Calling the U.S. government's decision not to use computers made by Chinese firm Lenovo due to security risks a violation of fair trade, China also said the this attitude reflects a "Cold War mentality."
"This is a discriminatory policy against the normal business of the Lenovo (Group)," Ministry of Commerce spokesman Chong Quan said in a statement on May 30. "It embodies a Cold War mentality and is arbitrarily invoking national security as a reason. This decision is unwise, it is an obstacle that violates fair competition and the principles of free trade," he said.
Chong's comments, posted on the ministry website, were the government's first on the issue since Washington announced on May 18 that the State Department would not go ahead with a plan to install 16,000 Lenovo computers.

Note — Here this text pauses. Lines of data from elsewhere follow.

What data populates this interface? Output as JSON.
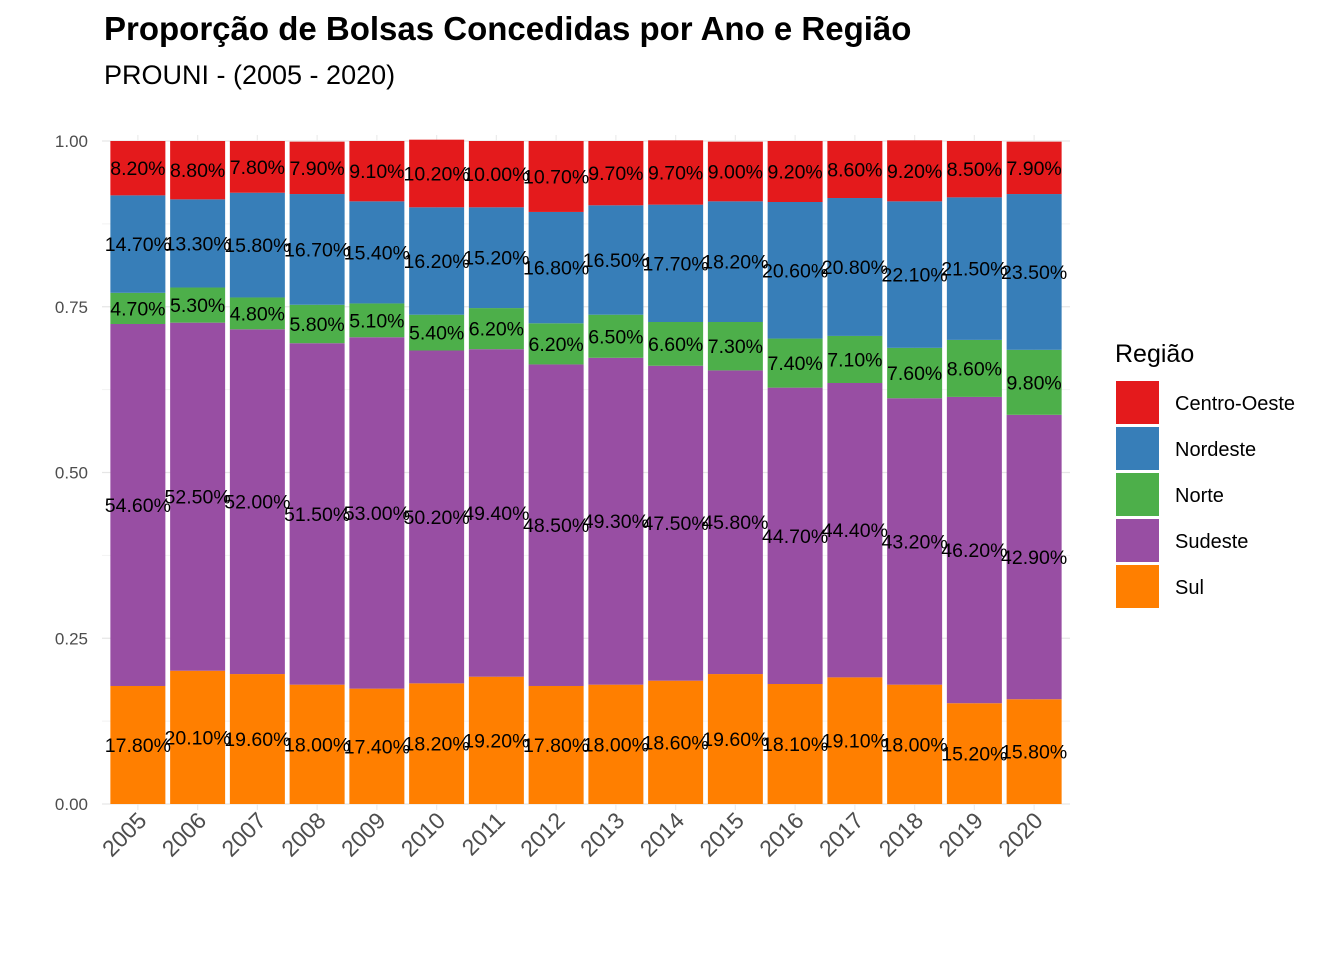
{
  "chart_data": {
    "type": "bar",
    "stacked": true,
    "title": "Proporção de Bolsas Concedidas por Ano e Região",
    "subtitle": "PROUNI - (2005 - 2020)",
    "xlabel": "",
    "ylabel": "",
    "ylim": [
      0,
      1
    ],
    "yticks": [
      "0.00",
      "0.25",
      "0.50",
      "0.75",
      "1.00"
    ],
    "ytick_values": [
      0,
      0.25,
      0.5,
      0.75,
      1.0
    ],
    "grid": true,
    "legend_title": "Região",
    "legend_position": "right",
    "categories": [
      "2005",
      "2006",
      "2007",
      "2008",
      "2009",
      "2010",
      "2011",
      "2012",
      "2013",
      "2014",
      "2015",
      "2016",
      "2017",
      "2018",
      "2019",
      "2020"
    ],
    "series": [
      {
        "name": "Sul",
        "color": "#FF7F00",
        "values": [
          0.178,
          0.201,
          0.196,
          0.18,
          0.174,
          0.182,
          0.192,
          0.178,
          0.18,
          0.186,
          0.196,
          0.181,
          0.191,
          0.18,
          0.152,
          0.158
        ],
        "labels": [
          "17.80%",
          "20.10%",
          "19.60%",
          "18.00%",
          "17.40%",
          "18.20%",
          "19.20%",
          "17.80%",
          "18.00%",
          "18.60%",
          "19.60%",
          "18.10%",
          "19.10%",
          "18.00%",
          "15.20%",
          "15.80%"
        ]
      },
      {
        "name": "Sudeste",
        "color": "#984EA3",
        "values": [
          0.546,
          0.525,
          0.52,
          0.515,
          0.53,
          0.502,
          0.494,
          0.485,
          0.493,
          0.475,
          0.458,
          0.447,
          0.444,
          0.432,
          0.462,
          0.429
        ],
        "labels": [
          "54.60%",
          "52.50%",
          "52.00%",
          "51.50%",
          "53.00%",
          "50.20%",
          "49.40%",
          "48.50%",
          "49.30%",
          "47.50%",
          "45.80%",
          "44.70%",
          "44.40%",
          "43.20%",
          "46.20%",
          "42.90%"
        ]
      },
      {
        "name": "Norte",
        "color": "#4DAF4A",
        "values": [
          0.047,
          0.053,
          0.048,
          0.058,
          0.051,
          0.054,
          0.062,
          0.062,
          0.065,
          0.066,
          0.073,
          0.074,
          0.071,
          0.076,
          0.086,
          0.098
        ],
        "labels": [
          "4.70%",
          "5.30%",
          "4.80%",
          "5.80%",
          "5.10%",
          "5.40%",
          "6.20%",
          "6.20%",
          "6.50%",
          "6.60%",
          "7.30%",
          "7.40%",
          "7.10%",
          "7.60%",
          "8.60%",
          "9.80%"
        ]
      },
      {
        "name": "Nordeste",
        "color": "#377EB8",
        "values": [
          0.147,
          0.133,
          0.158,
          0.167,
          0.154,
          0.162,
          0.152,
          0.168,
          0.165,
          0.177,
          0.182,
          0.206,
          0.208,
          0.221,
          0.215,
          0.235
        ],
        "labels": [
          "14.70%",
          "13.30%",
          "15.80%",
          "16.70%",
          "15.40%",
          "16.20%",
          "15.20%",
          "16.80%",
          "16.50%",
          "17.70%",
          "18.20%",
          "20.60%",
          "20.80%",
          "22.10%",
          "21.50%",
          "23.50%"
        ]
      },
      {
        "name": "Centro-Oeste",
        "color": "#E41A1C",
        "values": [
          0.082,
          0.088,
          0.078,
          0.079,
          0.091,
          0.102,
          0.1,
          0.107,
          0.097,
          0.097,
          0.09,
          0.092,
          0.086,
          0.092,
          0.085,
          0.079
        ],
        "labels": [
          "8.20%",
          "8.80%",
          "7.80%",
          "7.90%",
          "9.10%",
          "10.20%",
          "10.00%",
          "10.70%",
          "9.70%",
          "9.70%",
          "9.00%",
          "9.20%",
          "8.60%",
          "9.20%",
          "8.50%",
          "7.90%"
        ]
      }
    ],
    "legend_order": [
      "Centro-Oeste",
      "Nordeste",
      "Norte",
      "Sudeste",
      "Sul"
    ]
  }
}
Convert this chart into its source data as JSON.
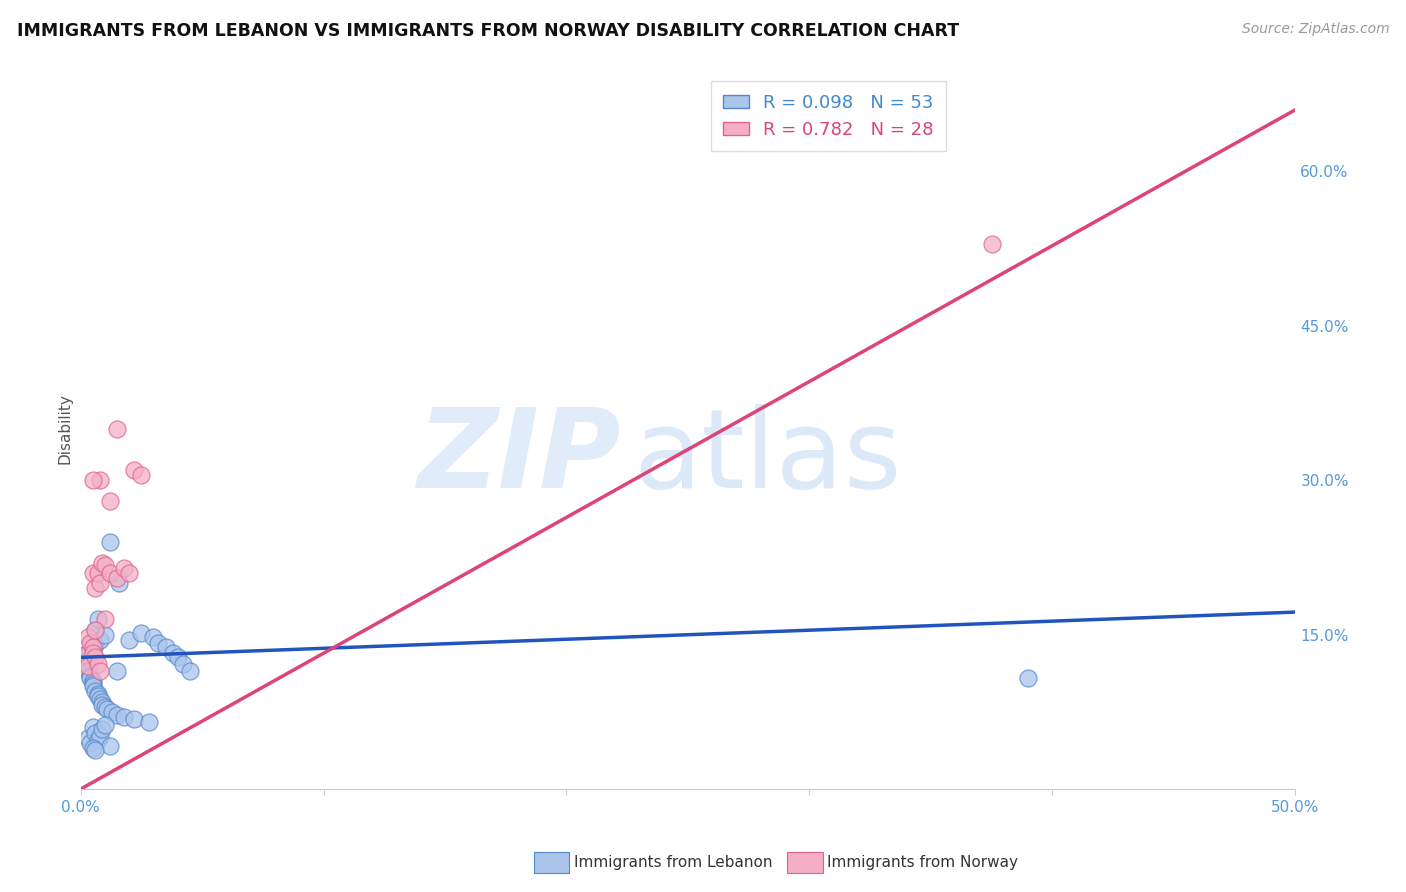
{
  "title": "IMMIGRANTS FROM LEBANON VS IMMIGRANTS FROM NORWAY DISABILITY CORRELATION CHART",
  "source": "Source: ZipAtlas.com",
  "ylabel": "Disability",
  "xlim": [
    0.0,
    0.5
  ],
  "ylim": [
    0.0,
    0.7
  ],
  "xticks": [
    0.0,
    0.1,
    0.2,
    0.3,
    0.4,
    0.5
  ],
  "xticklabels": [
    "0.0%",
    "",
    "",
    "",
    "",
    "50.0%"
  ],
  "yticks_right": [
    0.15,
    0.3,
    0.45,
    0.6
  ],
  "yticklabels_right": [
    "15.0%",
    "30.0%",
    "45.0%",
    "60.0%"
  ],
  "grid_color": "#c8c8c8",
  "background_color": "#ffffff",
  "lebanon_color": "#aac4ea",
  "norway_color": "#f4afc5",
  "lebanon_edge_color": "#5588cc",
  "norway_edge_color": "#e06090",
  "lebanon_line_color": "#2255bb",
  "norway_line_color": "#dd4477",
  "lebanon_R": 0.098,
  "lebanon_N": 53,
  "norway_R": 0.782,
  "norway_N": 28,
  "leb_line_x0": 0.0,
  "leb_line_y0": 0.128,
  "leb_line_x1": 0.5,
  "leb_line_y1": 0.172,
  "nor_line_x0": 0.0,
  "nor_line_y0": 0.0,
  "nor_line_x1": 0.5,
  "nor_line_y1": 0.66,
  "lebanon_scatter_x": [
    0.002,
    0.003,
    0.003,
    0.003,
    0.004,
    0.004,
    0.004,
    0.005,
    0.005,
    0.005,
    0.005,
    0.006,
    0.006,
    0.006,
    0.007,
    0.007,
    0.007,
    0.008,
    0.008,
    0.009,
    0.009,
    0.01,
    0.01,
    0.011,
    0.012,
    0.013,
    0.015,
    0.016,
    0.018,
    0.02,
    0.022,
    0.025,
    0.028,
    0.03,
    0.032,
    0.035,
    0.038,
    0.04,
    0.042,
    0.045,
    0.003,
    0.004,
    0.005,
    0.006,
    0.007,
    0.008,
    0.009,
    0.01,
    0.012,
    0.015,
    0.39,
    0.005,
    0.006
  ],
  "lebanon_scatter_y": [
    0.13,
    0.125,
    0.12,
    0.115,
    0.11,
    0.108,
    0.135,
    0.105,
    0.102,
    0.1,
    0.142,
    0.095,
    0.14,
    0.155,
    0.092,
    0.09,
    0.165,
    0.088,
    0.145,
    0.085,
    0.082,
    0.08,
    0.15,
    0.078,
    0.24,
    0.075,
    0.072,
    0.2,
    0.07,
    0.145,
    0.068,
    0.152,
    0.065,
    0.148,
    0.142,
    0.138,
    0.132,
    0.128,
    0.122,
    0.115,
    0.05,
    0.045,
    0.06,
    0.055,
    0.048,
    0.052,
    0.058,
    0.062,
    0.042,
    0.115,
    0.108,
    0.04,
    0.038
  ],
  "norway_scatter_x": [
    0.002,
    0.003,
    0.003,
    0.004,
    0.005,
    0.005,
    0.005,
    0.006,
    0.006,
    0.007,
    0.007,
    0.008,
    0.008,
    0.009,
    0.01,
    0.01,
    0.012,
    0.015,
    0.018,
    0.02,
    0.022,
    0.025,
    0.015,
    0.012,
    0.008,
    0.005,
    0.375,
    0.006
  ],
  "norway_scatter_y": [
    0.13,
    0.12,
    0.148,
    0.142,
    0.138,
    0.132,
    0.21,
    0.128,
    0.195,
    0.122,
    0.21,
    0.115,
    0.2,
    0.22,
    0.165,
    0.218,
    0.21,
    0.205,
    0.215,
    0.21,
    0.31,
    0.305,
    0.35,
    0.28,
    0.3,
    0.3,
    0.53,
    0.155
  ]
}
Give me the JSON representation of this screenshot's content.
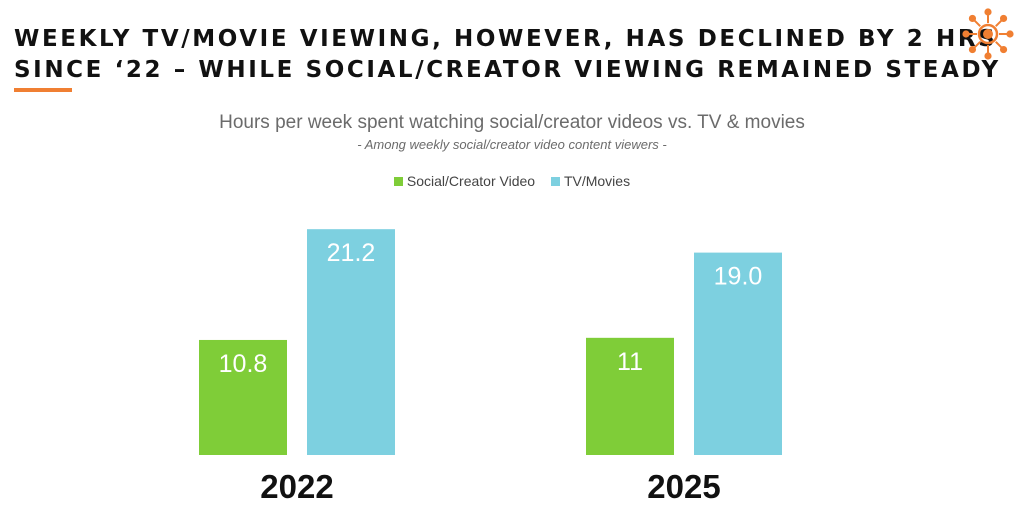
{
  "headline": {
    "line1": "WEEKLY TV/MOVIE VIEWING, HOWEVER, HAS DECLINED BY 2 HRS",
    "line2": "SINCE ‘22 – WHILE SOCIAL/CREATOR VIEWING REMAINED STEADY"
  },
  "logo": {
    "icon": "sun-network-icon",
    "color": "#f07f32"
  },
  "chart_data": {
    "type": "bar",
    "title": "Hours per week spent watching social/creator videos vs. TV & movies",
    "subtitle": "- Among weekly social/creator video content viewers -",
    "categories": [
      "2022",
      "2025"
    ],
    "series": [
      {
        "name": "Social/Creator Video",
        "color": "#7fcd38",
        "values": [
          10.8,
          11
        ],
        "labels": [
          "10.8",
          "11"
        ]
      },
      {
        "name": "TV/Movies",
        "color": "#7dd0e0",
        "values": [
          21.2,
          19.0
        ],
        "labels": [
          "21.2",
          "19.0"
        ]
      }
    ],
    "ylim": [
      0,
      23
    ],
    "grid": false,
    "legend_position": "top-center",
    "xlabel": "",
    "ylabel": ""
  }
}
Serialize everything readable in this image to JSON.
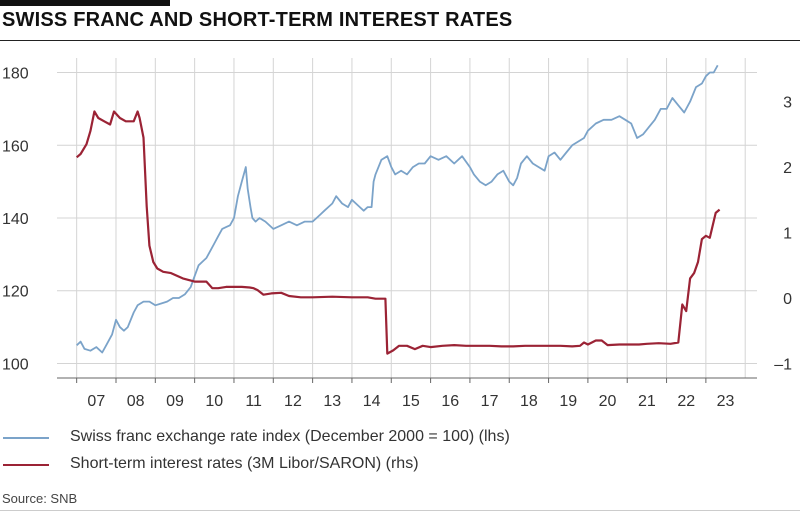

The State Department bowed to angry objections from the U.S.-China Economic and Security Review Commission, a bipartisan panel of experts appointed by Congress, to review the deal for the computers signed in March. U.S. politicians had said the plan to install the Lenovo computers raised serious concerns given accusations that China was aggressively spying on the U.S.
In 2004, Lenovo acquired the personal computer business of IBM for $1.75 billion, in what was then the largest buyout of an overseas concern by a mainland Chinese firm. The takeover was cleared by Washington despite objections from members of Congress about Lenovo being owned by Legend Holdings, which in turn is majority-owned by the state's Chinese Academy of Sciences.